Les deux astronautes sont arrivés à l'Agence spatiale canadienne dans leur combinaison bleu royal, le sourire aux lèvres. Des centaines d'employés, dont plusieurs accompagnés de leurs enfants le nez collé aux vitres, leur ont servi un accueil de rock stars.

Le terme «héros» véhicule son lot de clichés. Mais c'est ce que sont devenus Jenni Sidey et Joshua Kutryk cette semaine en coiffant 3770 autres candidats pour s'imposer comme les deux nouveaux astronautes canadiens.

«Ce n'est pas la première fois que je commence un nouvel emploi, mais jamais de ma vie je n'ai reçu un tel accueil!», s'est exclamé Joshua Kutryk en prenant visiblement la mesure du rêve qu'il incarne désormais auprès des Canadiens, et des jeunes en particulier.

Il y avait bien sûr beaucoup de mise en scène dans la présentation médiatique orchestrée hier - des enfants qui posent des questions préparées d'avance aux astronautes à la discussion genre «plateau de télévision» animée par le ministre fédéral Navdeep Bains. Mais cet engouement créé autour des astronautes est aussi rafraîchissant que bienvenu.

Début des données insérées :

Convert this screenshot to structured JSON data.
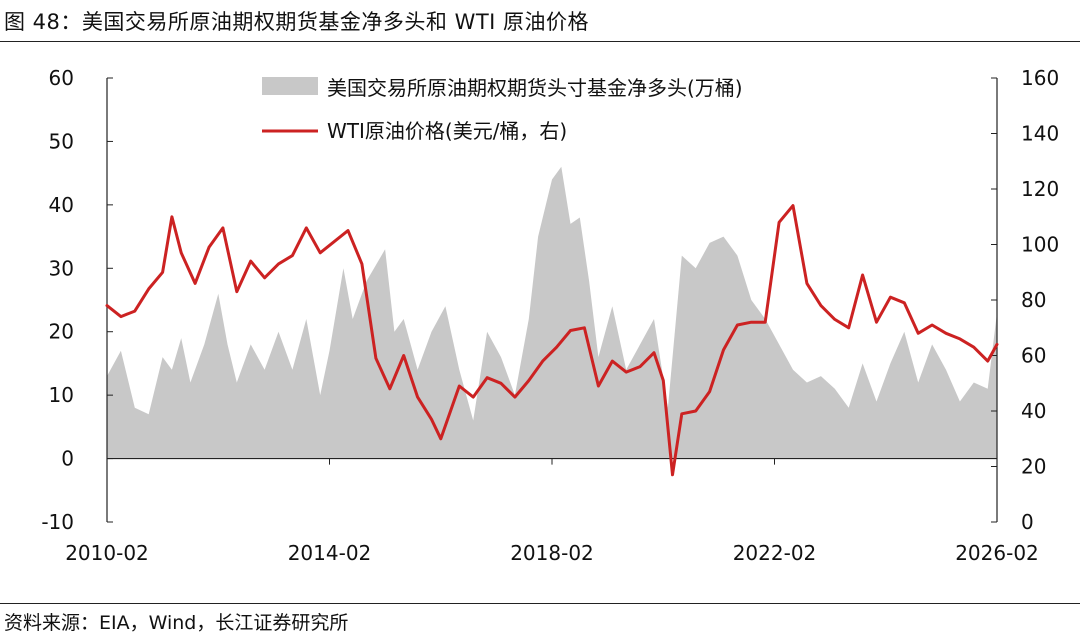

Après tout, Carey Price ne manque pas d'applaudissements lorsqu'il saute sur la glace du Centre Bell, et les réseaux sociaux ne se retiennent pas de vibrer chaque fois qu'Arcade Fire dévoile une chanson. Or, contrairement aux mondes du sport, des arts et même des affaires, la communauté scientifique compte peu de vedettes auxquelles le public peut s'identifier. Par la nature mythique de leur travail et l'incroyable processus compétitif par lequel ils doivent passer, les astronautes ont cette capacité de frapper l'imaginaire. Leur métier n'est peut-être pas représentatif de tout ce qui se fait en science, mais ils en sont les meilleurs ambassadeurs.

Carey Price ne fait pas que bloquer des rondelles. Il pousse on ne sait combien de garçons et de filles à enfiler leur équipement de hockey le samedi matin en rêvant à quelque chose de grand. C'est la même chose pour les astronautes. Le plus important n'est peut-être pas les boulons qu'ils iront visser dans l'espace, mais les passions et les carrières qu'ils susciteront et le goût du travail et du dépassement de soi qu'ils insuffleront.

À l'époque des réseaux sociaux, on a vu toute la magie qu'un homme comme Chris Hadfield a pu créer pendant son séjour dans l'espace. En novembre 2018, ce sera au tour d'un Québécois, David Saint-Jacques, de prendre place dans une capsule Soyouz et d'accomplir un rêve de gamin : s'arracher à l'attraction terrestre pour aller vivre six mois dans une structure filant à 28 000 km/h autour de la Terre.

Cette fois, la nomination de Jenni Sidey et de Joshua Kutryk est particulière pour deux raisons. D'abord, pour la première fois depuis des décennies, ces astronautes peuvent rêver d'aller au-delà de la Station spatiale internationale. Ils pourraient un jour fouler le sol de la Lune ou même de Mars, ce qui ajoute une couche de rêve à leur aventure.

Ensuite, au moment où les femmes ne comptent encore que pour 13% des ingénieurs en exercice au Canada et sont sous-représentées dans des disciplines comme les mathématiques, l'informatique et la physique, la nomination de Jenni Sidey est une bénédiction. Souriante et facile d'approche, la femme de 28 ans s'est dite prête à servir de modèle.

«L'ingénierie, c'est utiliser la science pour améliorer la vie des gens. C'est pour tout le monde. Pour les jeunes filles qui ne le réalisent peut-être pas, j'espère avoir un impact et leur apprendre cela», a dit celle qui affirme avoir attrapé le virus de l'espace de la toute première astronaute canadienne, Roberta Bondar.

Les quatre astronautes canadiens s'appellent David Saint-Jacques, Jeremy Hansen, Jenni Sidey et Joshua Kutryk. Apprenons leurs noms et intéressons-nous à ce qu'ils font. Qui sait, on trouvera peut-être ça au moins aussi passionnant que ce que bien des vedettes plus connues nous dévoilent.